Fertility experts believe that infertility in men may be a consequence of too few sperm being made, or that what the sperm have made, has poor swimming ability, size or shape. The good polyunsaturated fats found in these nuts are believed to have helped sperm development. Yet, it is not clear whether they would improve fertility.
Lead researcher Prof Wendie Robbins and colleagues carried out a study involving nearly one-hundred-twenty men aged between twenty and thirty-five, who were divided into two groups. One group added about seventy-five grams of whole-shelled walnuts to their daily diet. The other group continued their usual diet but avoided eating tree nut. Both groups consumed a typical Western-style diet.

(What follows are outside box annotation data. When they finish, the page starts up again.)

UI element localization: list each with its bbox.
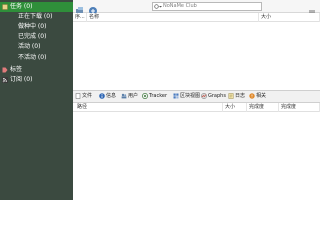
detail-tabs: 文件 信息 用户 Tracker 区块视图 Graphs 日志 相关 — [73, 90, 320, 103]
sidebar-item-tasks[interactable]: 任务 (0) — [0, 2, 73, 12]
search-placeholder: NoNaMe Club — [163, 3, 197, 9]
tab-peers[interactable]: 用户 — [121, 91, 138, 102]
tab-files[interactable]: 文件 — [75, 91, 92, 102]
sidebar-item-label: 标签 — [10, 66, 23, 73]
search-input[interactable]: NoNaMe Club — [152, 2, 262, 11]
sidebar-item-label: 已完成 (0) — [18, 33, 47, 40]
sidebar-item-active[interactable]: 活动 (0) — [0, 42, 73, 52]
tab-graphs[interactable]: Graphs — [201, 91, 226, 102]
sidebar-item-label: 不活动 (0) — [18, 54, 47, 61]
tab-log[interactable]: 日志 — [228, 91, 245, 102]
tab-info[interactable]: 信息 — [99, 91, 116, 102]
tab-trackers[interactable]: Tracker — [142, 91, 167, 102]
search-dropdown-icon — [154, 4, 162, 10]
column-header-path[interactable]: 路径 — [73, 103, 223, 112]
toolbar: NoNaMe Club — [73, 0, 320, 16]
sidebar-item-downloading[interactable]: 正在下载 (0) — [0, 12, 73, 22]
tab-label: 相关 — [256, 93, 267, 99]
sidebar-item-label: 活动 (0) — [18, 43, 41, 50]
sidebar-item-label: 订阅 (0) — [10, 76, 33, 83]
graphs-icon — [201, 92, 207, 99]
sidebar-item-inactive[interactable]: 不活动 (0) — [0, 53, 73, 63]
sidebar-item-label: 做种中 (0) — [18, 23, 47, 30]
pieces-icon — [173, 93, 179, 99]
sidebar-item-seeding[interactable]: 做种中 (0) — [0, 22, 73, 32]
file-list[interactable]: 路径 大小 完成度 完成度 — [73, 103, 320, 200]
tab-label: Graphs — [208, 93, 226, 99]
tab-label: 信息 — [106, 93, 117, 99]
log-icon — [228, 92, 234, 99]
tab-label: Tracker — [149, 93, 168, 99]
rss-icon — [2, 76, 8, 83]
users-icon — [121, 93, 127, 99]
tag-icon — [2, 67, 8, 73]
sidebar-item-label: 任务 (0) — [10, 3, 33, 10]
column-header-size[interactable]: 大小 — [259, 13, 320, 22]
sidebar-item-completed[interactable]: 已完成 (0) — [0, 32, 73, 42]
sidebar-item-label: 正在下载 (0) — [18, 13, 53, 20]
tab-label: 用户 — [128, 93, 139, 99]
column-header-progress-2[interactable]: 完成度 — [279, 103, 320, 112]
menu-button[interactable] — [308, 2, 316, 16]
related-icon — [249, 92, 255, 99]
app-window: 任务 (0) 正在下载 (0) 做种中 (0) 已完成 (0) 活动 (0) 不… — [0, 0, 320, 200]
sidebar-item-rss[interactable]: 订阅 (0) — [0, 75, 73, 85]
column-header-name[interactable]: 名称 — [87, 13, 259, 22]
tab-label: 文件 — [82, 93, 93, 99]
column-header-index[interactable]: 序... — [73, 13, 87, 22]
tab-pieces[interactable]: 区块视图 — [173, 91, 200, 102]
torrent-list[interactable]: 序... 名称 大小 — [73, 13, 320, 90]
tracker-icon — [142, 92, 148, 99]
tasks-icon — [2, 3, 8, 10]
file-icon — [75, 92, 81, 99]
sidebar: 任务 (0) 正在下载 (0) 做种中 (0) 已完成 (0) 活动 (0) 不… — [0, 0, 73, 200]
file-list-header: 路径 大小 完成度 完成度 — [73, 103, 320, 112]
torrent-list-header: 序... 名称 大小 — [73, 13, 320, 22]
sidebar-item-tags[interactable]: 标签 — [0, 65, 73, 75]
info-icon — [99, 92, 105, 99]
add-link-button[interactable] — [88, 1, 98, 15]
column-header-size[interactable]: 大小 — [223, 103, 247, 112]
tab-related[interactable]: 相关 — [249, 91, 266, 102]
tab-label: 区块视图 — [180, 93, 201, 99]
tab-label: 日志 — [235, 93, 246, 99]
add-torrent-button[interactable] — [75, 1, 85, 15]
column-header-progress[interactable]: 完成度 — [247, 103, 279, 112]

They found a significant improvement in sperm parameters in the group that consumed the walnuts. The men who ate no tree nuts saw no change. Sperm quality improved in terms of concentration, vitality, movement, shape and chromosome abnormalities, sated Prof Robbins. About one in six couples are infertile, globally with forty percent of these because of a male factor.
Walnuts give a particularly rich source of a-linolenic acid, a natural plant source of omega-3, which they think may have been accountable for the improvements they observed, explained study’s co-author Catherine Carpenter. A fertility expert Dr Allan Pacey from the University of Sheffield stated there is increasing evidence to show that aspects of a man’s diet can affect the number and quality of sperm produced by his testicles.
The results of the study show a small but statistically significant improvement in sperm health. These benefits may be down to the fatty acids in the nuts, added Dr Pacey. The study was funded by the UCLA Fielding School of Public Health’s Centre for Occupational and Environmental Health.